Lauren and Seth Rogen: We have to yell and scream for paid family and medical depart (opinion)

We were a young couple when we found out that Lauren’s mother, Adele, was diagnosed with Alzheimer’s at a younger age, a disease that affects up to 5% of the more than five million Americans living with Alzheimer’s.

It took as it took so many – bit by bit, day after day, and slowly robbed her of her thoughts, her memories and those stupid jokes that she loved to tell.

As part of their care team, we learned what it means to raise parents as the illness has cheated Lauren’s mother of her ability to do for herself the daily chores that we take for granted, from eating to bathing to getting dressed . We lived in the shadows in a sense these early years – it was a time when people were whispering quietly about the disease.

Through our nursing experience, we have learned that the government and most employers provide little to no care resources for people, especially young people. We have learned the ugly truth that the United States is the only developed nation without a national paid family vacation policy that helps people compensate for caring for older loved ones while at work. President Joe Biden’s $ 1.9 trillion stimulus proposal currently being presented to Congress provides for an expansion of paid vacation and stipulates that every American employee must have at least two weeks of paid vacation. “Coronavirus-related reasons at two-thirds of their salary,” reported the Washington Post. This is a critical first step, and one that Congress must pass – and make permanent.

In 2012, we founded the non-profit HFC (Hilarity for Charity) to fill the existing gap in supporting family carers, educating young people about brain-healthy lifestyles, and energizing the next generation of Alzheimer’s advocates.
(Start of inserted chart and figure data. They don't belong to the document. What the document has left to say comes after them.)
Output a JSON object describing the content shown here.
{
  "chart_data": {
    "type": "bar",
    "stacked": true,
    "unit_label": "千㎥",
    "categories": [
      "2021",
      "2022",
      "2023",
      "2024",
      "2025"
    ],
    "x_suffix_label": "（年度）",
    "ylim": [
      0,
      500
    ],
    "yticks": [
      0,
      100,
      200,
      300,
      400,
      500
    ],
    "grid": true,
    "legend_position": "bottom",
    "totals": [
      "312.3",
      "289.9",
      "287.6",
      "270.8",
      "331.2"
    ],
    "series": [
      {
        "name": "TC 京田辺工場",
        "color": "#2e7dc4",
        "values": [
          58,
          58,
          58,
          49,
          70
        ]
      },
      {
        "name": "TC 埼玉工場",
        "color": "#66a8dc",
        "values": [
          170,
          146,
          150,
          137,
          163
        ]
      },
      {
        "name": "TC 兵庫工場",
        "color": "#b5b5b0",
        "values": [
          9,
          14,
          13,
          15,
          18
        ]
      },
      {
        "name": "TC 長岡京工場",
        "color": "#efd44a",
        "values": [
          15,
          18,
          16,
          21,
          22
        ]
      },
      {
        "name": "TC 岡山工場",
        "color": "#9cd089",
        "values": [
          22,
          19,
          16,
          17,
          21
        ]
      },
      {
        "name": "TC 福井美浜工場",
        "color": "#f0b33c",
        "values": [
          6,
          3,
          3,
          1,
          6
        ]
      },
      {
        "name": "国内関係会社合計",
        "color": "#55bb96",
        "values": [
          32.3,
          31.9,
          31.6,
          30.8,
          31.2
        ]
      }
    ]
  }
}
In 2019, HFC made more than $ 1 million in grants to care for 371 families for 50,000 hours of rest from home. These resources have been a lifeline for these families, but obviously the need is far greater.

How women can eradicate Alzheimer'sToday, the Covid-19 pandemic exposed the supply crisis in America and showed how urgently we need measures such as paid family vacation and medical leave to rebuild the country’s economy. However, the last Congressional Pandemic Relief Package, passed in December, omitted these essential provisions for all caregivers, from parents to caregivers of older adults.

As a new Presidential Administration and Congress point the way for long-term economic recovery, now is the time for us to scream and scream for the relief that those of us who work day and night to care for our parents and the need caring for other people we love.

The millennial generation – already the poster children for high debt and living paycheck to paycheck – are particularly hard hit when their parents have Alzheimer’s or related diseases.

According to the charitable advocacy group UsAgainstAlzheimer, nearly two million millennials are caring for a loved one with Alzheimer’s disease or related dementia and are suffering from severe emotional distress and impairment of their ability to work – 14% left the workforce entirely because of responsibility for caring for dementia . Meanwhile, 40% of employed carers in this generation say that they or someone at home have to borrow money or continue to care for a loved one. Even as our family struggled with our mother’s diagnosis, we know we were luckier than most caregivers in our situation. Our family was in a position that enabled us to take care of Lauren’s mother without having to worry about difficult financial decisions. But with nearly 80% of millennial caregivers suffering from emotional distress, we know so many need more support. We joined UsAgainstAlzheimer’s Paid Leave Alliance for Dementia Carers because we know that paid leave can be a lifeline for the care community, especially for the younger people who need to gain a foothold when they are struggling to get cared for and work at moving critical time in their life. Congress and the Biden Administration have an opportunity to reshape family welfare by making paid family and sick leave central to building a stronger and family-focused economy. We ask you:

– Include families caring for older adults, not just parents caring for children, when considering paid vacation benefits, flexible schedules, and job security for working Americans;

– Providing facilities for home carers who have been forced to leave work or take low paid jobs to care for their loved ones at home due to the closure of adult daytime programs;

– Providing incentives to households large enough and long enough for caregivers to make good decisions about how care is delivered without having to settle for poor or inadequate services;

– Establish flexible workplace guidelines so that employed caregivers can accompany their loved ones to medical visits, including visits related to clinical trials and life-saving research.

Adele, Lauren’s mother, was a teacher for 35 years. She taught her young students and children what it meant to be part of a community. She taught us how to use our voices and actions forever.

And she taught us how to take care of the people we love – and how important it is to show yourself for them.

Her children and the generations of children she taught carry these lessons with them today. It is time for elected leaders to do the same.